Experimental Studies on the 3D Macro- and Microphysics of Magnetic Reconnection
POSTER
Abstract
2D magnetic reconnection has been studied for many decades and considerable progress has been made, yet in real plasmas reconnection is fundamentally 3D in nature. Only recently has it become possible to simulate 3D reconnection, and some results have suggested that 3D does not strongly affect the basic properties of reconnection. In contrast, previous experiments have implied that 3D effects could be important even in a quasi-2D system. Here both the (1) macro- and (2) microphysics of 3D reconnection are experimentally studied in order to test the importance of 3D effects. Using fully simultaneous 3D measurements, it is shown that during highly driven reconnection the macroscopic structure of the current sheet can become strongly 3D despite a nearly 2D upstream.
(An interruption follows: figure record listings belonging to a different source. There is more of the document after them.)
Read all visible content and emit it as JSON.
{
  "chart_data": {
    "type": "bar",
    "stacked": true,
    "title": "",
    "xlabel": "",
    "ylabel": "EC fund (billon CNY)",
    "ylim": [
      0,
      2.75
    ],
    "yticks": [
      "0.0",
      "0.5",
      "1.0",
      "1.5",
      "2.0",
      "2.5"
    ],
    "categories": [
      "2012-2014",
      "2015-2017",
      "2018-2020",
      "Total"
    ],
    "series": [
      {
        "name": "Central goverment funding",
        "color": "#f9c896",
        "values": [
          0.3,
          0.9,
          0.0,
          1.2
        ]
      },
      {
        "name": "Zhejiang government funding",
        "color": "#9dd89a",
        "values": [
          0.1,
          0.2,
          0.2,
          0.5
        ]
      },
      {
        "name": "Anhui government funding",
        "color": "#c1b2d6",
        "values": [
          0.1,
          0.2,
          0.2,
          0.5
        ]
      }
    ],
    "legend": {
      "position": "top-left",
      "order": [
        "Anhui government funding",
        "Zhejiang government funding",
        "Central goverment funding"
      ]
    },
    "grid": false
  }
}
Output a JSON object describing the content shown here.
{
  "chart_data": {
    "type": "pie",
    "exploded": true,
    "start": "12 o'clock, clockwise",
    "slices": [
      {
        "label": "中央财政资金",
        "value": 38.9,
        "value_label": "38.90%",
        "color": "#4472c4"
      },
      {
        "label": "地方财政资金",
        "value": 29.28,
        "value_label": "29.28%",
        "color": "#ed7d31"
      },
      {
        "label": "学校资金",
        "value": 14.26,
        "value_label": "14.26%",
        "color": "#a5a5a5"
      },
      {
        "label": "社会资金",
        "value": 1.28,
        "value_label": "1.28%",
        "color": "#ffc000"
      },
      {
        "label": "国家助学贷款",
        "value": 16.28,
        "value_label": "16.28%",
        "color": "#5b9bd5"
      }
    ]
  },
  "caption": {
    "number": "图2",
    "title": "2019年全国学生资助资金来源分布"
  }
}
Results from new experiments with diagnostics designed to estimate the 3D reconnection rate will be discussed. With regards to (2), the 3D microphysics, new diagnostics capable of measuring fluctuations at frequencies up to the electron cyclotron frequency (300 MHz) have been developed and have identified the presence of very high frequency waves (100 MHz) during asymmetric reconnection, localized to the low-density side. The detailed properties of these waves including the measured dispersion relation will be discussed.